Há uma violência contra a mulher pouco discutida: contra a sua beleza. Um caso emblemático aconteceu, recentemente, durante a queda do ditador Hosni Mubarak no Egito com a agressão sexual da correspondente da emissora norte-americana CBS, Lara Logan. Trata-se de um fato complexo atravessado por diversas motivações. Podemos levantar algumas: o comportamento de massa – o homem em grupo age com uma agressividade e uma noção de impunidade que não o teria isoladamente [tal comportamento é muito bem descrito no artigo ‘Psicologia das Massas e Análise do Eu’ em uma interpretação de Freud ao trabalho de Le Bon. ‘O indivíduo que faz parte de um grupo adquire, por considerações numéricas, um sentimento de poder invencível que lhe permite render-se a instintos que, estivesse ele sozinho, teria compulsoriamente mantido sob coerção. Ficará ele ainda menos disposto a controlar-se pela consideração de que, sendo um grupo anônimo e, por consequência, irresponsável, o sentimento de responsabilidade que sempre controla os indivíduos, desaparece inteiramente’ (LE BON; FREUD, 33)]; o antiamericanismo dos muçulmanos e, claro, uma visão negativa da mulher ocidental, rejeitando a sua liberdade que se traduz em seu modo de vestir e se comportar. Do ponto de vista ocidental: a inveja e competição profissional (caso dos comentários do jornalista Nir Rosen e da radialista Debbie Schlussel); atitude anti-muçulmana, tratando os agressores como ‘selvagens’ sem controle; a noção da mulher como um ser frágil e inadequada para certos trabalhos e a beleza como um fator de risco. [Mesmo que jornalistas, homens, tenham sido agredidos e assassinados durante o conflito. Estima-se que 140 repórteres foram vítima de violência durante a cobertura dos protestos no Egito desde o dia 30 de janeiro, afirma a ONG americana Comitê para a Proteção dos Jornalistas. Dois brasileiros estão entre eles.]
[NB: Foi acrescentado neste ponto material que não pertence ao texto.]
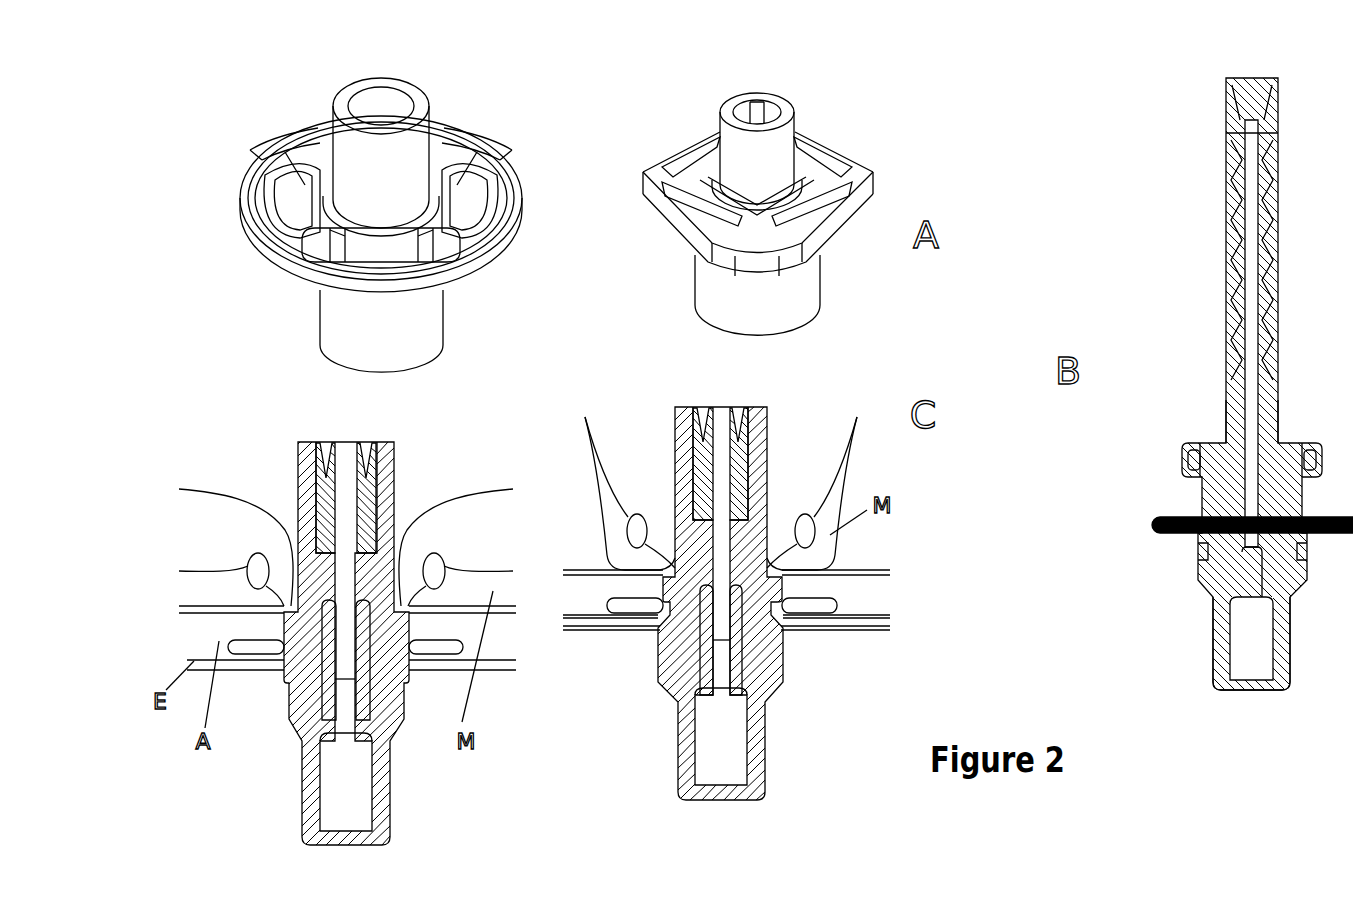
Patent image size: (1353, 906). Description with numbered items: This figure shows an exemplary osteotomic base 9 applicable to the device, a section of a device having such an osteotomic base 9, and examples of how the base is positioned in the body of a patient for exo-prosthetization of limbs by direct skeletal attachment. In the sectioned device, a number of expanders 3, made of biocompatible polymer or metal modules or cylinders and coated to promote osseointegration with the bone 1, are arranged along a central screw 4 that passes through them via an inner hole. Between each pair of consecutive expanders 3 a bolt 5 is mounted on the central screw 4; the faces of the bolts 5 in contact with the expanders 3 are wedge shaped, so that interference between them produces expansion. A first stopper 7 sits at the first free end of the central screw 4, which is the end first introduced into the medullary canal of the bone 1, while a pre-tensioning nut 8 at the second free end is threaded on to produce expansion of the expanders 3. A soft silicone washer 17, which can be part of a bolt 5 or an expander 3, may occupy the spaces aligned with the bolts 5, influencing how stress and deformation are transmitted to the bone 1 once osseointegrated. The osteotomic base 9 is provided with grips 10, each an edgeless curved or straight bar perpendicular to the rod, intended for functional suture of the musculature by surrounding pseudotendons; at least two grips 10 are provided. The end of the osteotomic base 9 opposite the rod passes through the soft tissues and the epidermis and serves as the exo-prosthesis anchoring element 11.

The bone 1 is at (298, 467).
The expanders 3 is at (1230, 185).
The central screw 4 is at (340, 469).
The bolts 5 is at (1227, 343).
The first stopper 7 is at (1253, 97).
The pre-tensioning nut 8 is at (289, 609).
The osteotomic base 9 is at (762, 170).
The grips 10 is at (303, 128).
The exo-prosthesis anchoring element 11 is at (1223, 649).
The soft silicone washer 17 is at (1221, 211).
A mulher no plano dos sonhos
Dessas importantes questões que vieram à tona com o episódio, uma delas não foi devidamente esclarecida. Por que a beleza é um risco para a mulher? Por que essa noção de inadequação da função de correspondente de guerra ao gênero e aparência foi colocada à prova – obscurecendo o fato de que mais de 140 jornalistas homens foram agredidos? Dentre eles o jornalista da BBC, Assad El Sawey que foi espancado com barras de aço. E, o caso fatal: o repórter Mohammed Mahmoud, 36 anos, ferido à bala enquanto fotografa a multidão da sacada de sua casa. Vale enfatizar sua origem, egípcio, o que enfraquece a tese dos comentários de ser ela uma estrangeira inocente na zona de conflito. Todos os jornalistas que participam de zonas de conflito têm a dimensão do risco físico que correm e seriam independentemente de serem homens ou mulheres, incapazes de reagir à violência física de uma multidão.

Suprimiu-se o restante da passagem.